A report by India’s National Cancer Registry Programme, also released in 2020, said the number of cases was expected to rise to more than 230,000 in 2025.
Yet awareness of the disease is alarmingly low due to lack of education and guidance, rigid sociocultural norms, and delayed screening that leads to late detection and higher mortality.
To bridge this gap, the charity Enable India started training women with impaired vision under the Discovering Hands programme in 2019 to detect early stages of cancer or other abnormalities through palpation – the use of touch with hands and fingers in medical diagnosis.
Discovering Hands was first launched in 2011 by German gynaecologist Frank Hoffmann, who offers early breast cancer screening to his patients in his clinic in Duisburg in western Germany.
It was brought to India by the National Association of the Blind India Centre for Blind Women and Disability Studies, a Delhi-based non-profit vocational training programme, in 2017.
Ashwini Rao, an MTE trainer at Enable India, said that the organisation started training the women for the programme in 2019.
The nine-month-long course, which includes breast anatomy and physiology, the study of cancers and palpation techniques to detect early stages of cancer or other abnormalities, concludes with an internship at the hospital before the trainees are awarded the MTE certificate.
The women also get basic computer and English communication skills.
“They work under a breast oncologist to get practical experience for three months and once it is done, they have to take a practical exam where Dr Hoffman’s committee conducts the exam,” said Ms Rao, who was trained in Germany.
“We have finished two batches, from the first batch, we have four MTEs and from the second batch we have four MTEs. Our MTEs have screened over 1,000 women and covered Karnataka and neighbouring Andhra Pradesh region including rural areas where scanning machines are not available.”
Noorunnissa and her colleagues are based in Bangalore city in the southern state of Karnataka and are associated with Cytecare, a cancer hospital.
They conduct regular tactile breast examinations at hospitals, workplaces and universities and organise special camps in villages to reach vulnerable populations.
Each examination takes about 40 minutes during which five purpose-built Braille-marked documentation tapes are pasted on a woman’s chest to divide it into four zones for orientation. The MTE then palpates every centimetre to check for any abnormalities.
The MTEs document their findings and report them to Dr Poovamma, senior consultant and director of breast oncology at Cytecare Hospital, who evaluates each report and makes a call on whether the patient needs further assessment such as mammography or ultrasound examination.
“Because of loss of one sense, other senses are heightened and that is an advantage for clinical breast exams. The gold standard test for cancer remains a mammogram but, in our country, a lot of women get detected with breast cancer at an advanced stage with palpable lesions,” said Dr Poovamma, who uses only her first name.
“The reason is that the women are shy or uncomfortable to examine for changes so MTEs have a bigger role to play in a community set-up.

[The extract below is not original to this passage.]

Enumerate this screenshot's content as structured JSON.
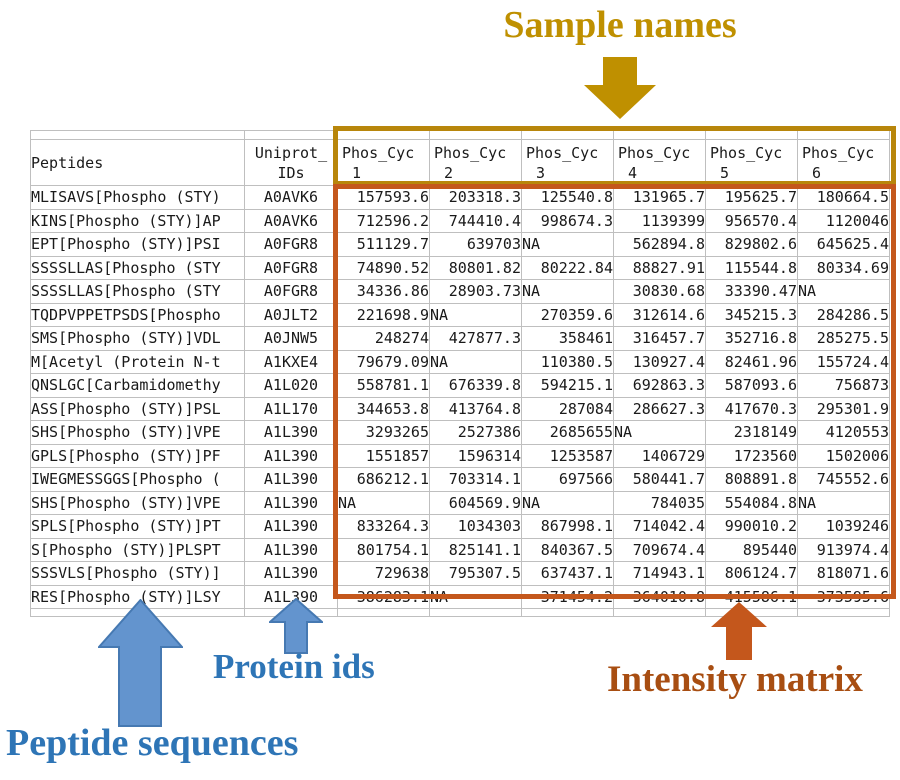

“We allow the MTEs to learn clinically what is abnormal so they may not differentiate whether it is cancer or not, but they know the abnormalities and encourage the women [to seek] further evaluation.”
Dr Poovamma said that the MTEs have been able to detect lesions and benign lumps and referred these patients for further examination by a doctor, but luckily none of them proved to be cancer.
The availability of the visually impaired MTEs has encouraged women to come forward for examinations.
“Earlier the women were not very comfortable, and they would ask how I would conduct the tests. Some would also be curious to see us examining them, but they are more welcoming and accepting now,” Ayesha Bano, 24, an MTE who was born visually challenged, told The National.
“I feel good that I can encourage and create awareness and I hope that this can become a norm in other parts of the country.”